As businesspeople, we know that when we can bring to the table a wide spectrum of backgrounds, perspectives, and thoughts, our work benefits. But as we move to fill the talent pipeline with colleagues who represent a variety of cultures, genders, religions, and sexual orientations, there is still more each of us can do.
I am reminded of another quote: “Diversity is a reality; inclusion is a choice,” attributed to Stephen Frost, author of The Inclusion Imperative: How Real Inclusion Creates Better Business and Builds Better Societies.
What I believe Frost is saying is that every minute of every day, each of us can make the decision to be inclusive. It is an action each of us can take to ensure the people around us feel seen, accepted, and valued.
Of course, it is not always simple. I remember a time early in my career when I was visiting South Africa and invited an extremely smart and successful friend out to dinner. She had grown up during apartheid, and she was of Indian descent. I chose a restaurant popular among the business crowd and was shocked when she explained that the environment would not be welcoming to her, and therefore she would not be comfortable meeting there for a meal.
I felt terrible for my oversight, and I was grateful for her compassion in recognizing the good intentions behind my invitation. But I learned an important lesson that day: It is not enough to focus on what you think is appropriate; to truly be inclusive, you must put yourself in someone else’s shoes and honestly consider their feelings.

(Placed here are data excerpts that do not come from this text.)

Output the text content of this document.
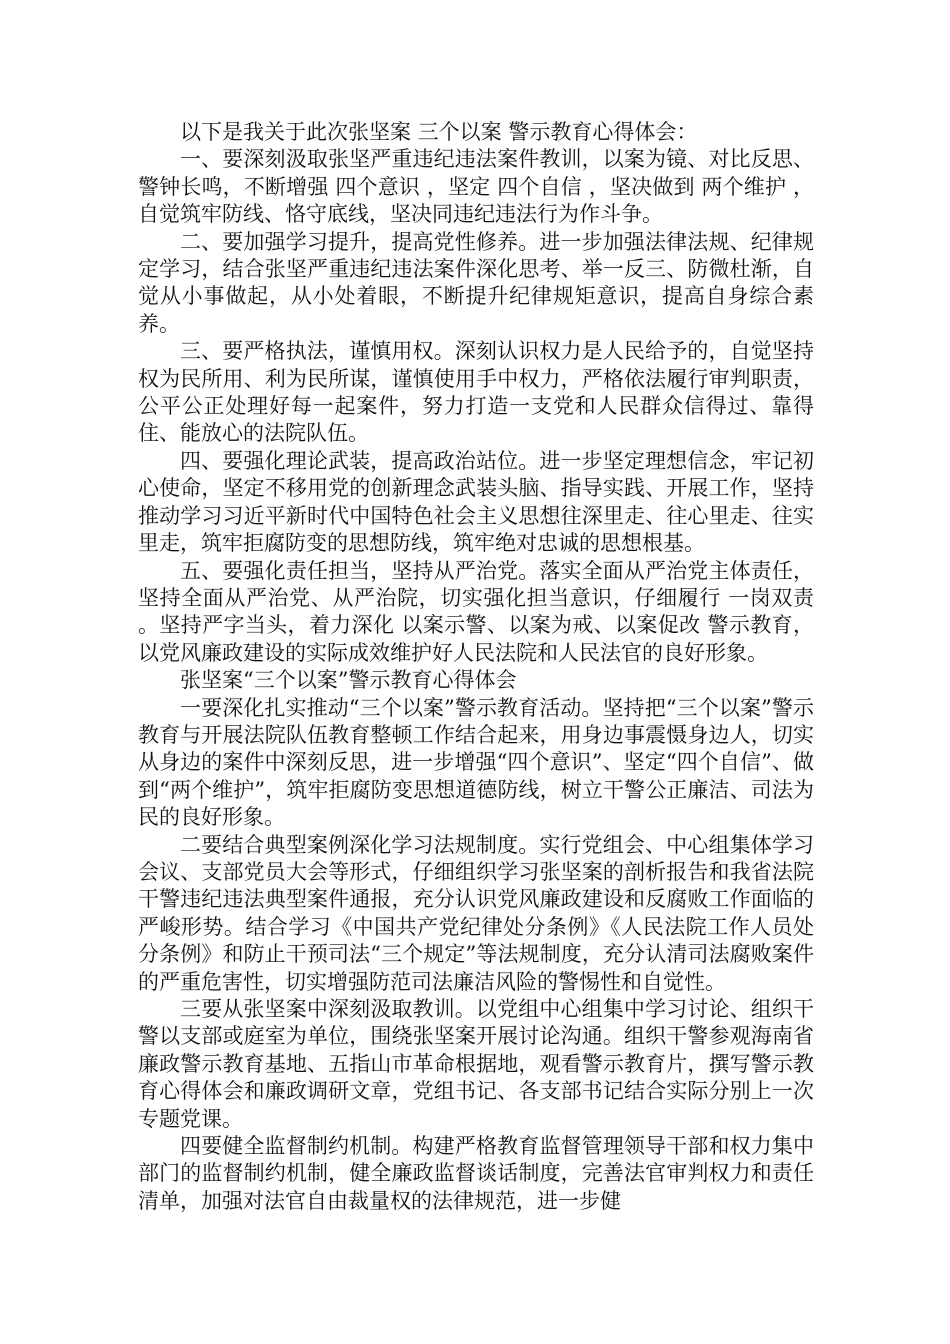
以下是我关于此次张坚案 三个以案 警示教育心得体会：

一、要深刻汲取张坚严重违纪违法案件教训，以案为镜、对比反思、警钟长鸣，不断增强 四个意识 ，坚定 四个自信 ，坚决做到 两个维护 ，自觉筑牢防线、恪守底线，坚决同违纪违法行为作斗争。

二、要加强学习提升，提高党性修养。进一步加强法律法规、纪律规定学习，结合张坚严重违纪违法案件深化思考、举一反三、防微杜渐，自觉从小事做起，从小处着眼，不断提升纪律规矩意识，提高自身综合素养。

三、要严格执法，谨慎用权。深刻认识权力是人民给予的，自觉坚持权为民所用、利为民所谋，谨慎使用手中权力，严格依法履行审判职责，公平公正处理好每一起案件，努力打造一支党和人民群众信得过、靠得住、能放心的法院队伍。

四、要强化理论武装，提高政治站位。进一步坚定理想信念，牢记初心使命，坚定不移用党的创新理念武装头脑、指导实践、开展工作，坚持推动学习习近平新时代中国特色社会主义思想往深里走、往心里走、往实里走，筑牢拒腐防变的思想防线，筑牢绝对忠诚的思想根基。

五、要强化责任担当，坚持从严治党。落实全面从严治党主体责任，坚持全面从严治党、从严治院，切实强化担当意识，仔细履行 一岗双责 。坚持严字当头，着力深化 以案示警、以案为戒、以案促改 警示教育，以党风廉政建设的实际成效维护好人民法院和人民法官的良好形象。

张坚案“三个以案”警示教育心得体会

一要深化扎实推动“三个以案”警示教育活动。坚持把“三个以案”警示教育与开展法院队伍教育整顿工作结合起来，用身边事震慑身边人，切实从身边的案件中深刻反思，进一步增强“四个意识”、坚定“四个自信”、做到“两个维护”，筑牢拒腐防变思想道德防线，树立干警公正廉洁、司法为民的良好形象。

二要结合典型案例深化学习法规制度。实行党组会、中心组集体学习会议、支部党员大会等形式，仔细组织学习张坚案的剖析报告和我省法院干警违纪违法典型案件通报，充分认识党风廉政建设和反腐败工作面临的严峻形势。结合学习《中国共产党纪律处分条例》《人民法院工作人员处分条例》和防止干预司法“三个规定”等法规制度，充分认清司法腐败案件的严重危害性，切实增强防范司法廉洁风险的警惕性和自觉性。

三要从张坚案中深刻汲取教训。以党组中心组集中学习讨论、组织干警以支部或庭室为单位，围绕张坚案开展讨论沟通。组织干警参观海南省廉政警示教育基地、五指山市革命根据地，观看警示教育片，撰写警示教育心得体会和廉政调研文章，党组书记、各支部书记结合实际分别上一次专题党课。

四要健全监督制约机制。构建严格教育监督管理领导干部和权力集中部门的监督制约机制，健全廉政监督谈话制度，完善法官审判权力和责任清单，加强对法官自由裁量权的法律规范，进一步健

It is the argument for replacing the Golden Rule (“Do unto others as you would have them do unto you”) with the Platinum Rule (“Do unto others as they would want done to them”).
A recently published study by Harvard Business Review sheds light on this disconnect. More than 16,000 employees in 14 countries were surveyed about diversity and inclusion in the workplace, and the findings were telling. From the report: “Half of all diverse employees stated that they see bias as part of their day-to-day work experience. … By contrast, white heterosexual males, who tend to dominate the leadership ranks, were 13 percentage points more likely to say that the day-to-day experience and major decisions are free of bias.”
How then do we begin to solve this problem and foster a more inclusive environment? Empathy needs to become the guiding principle. At the same time, we must recognize that we all have unconscious biases, and we must be brave enough to confront them within ourselves.
For me, this is especially noticeable when traveling with my children, who are black. The interactions we encounter often vary. Much like my attempt at dinner in South Africa, these experiences have opened my eyes in ways which I may never have seen otherwise. It begs me to wonder what else I am missing.
But maybe that is the journey we are all on. We have come a long way since 1939. We have further to go.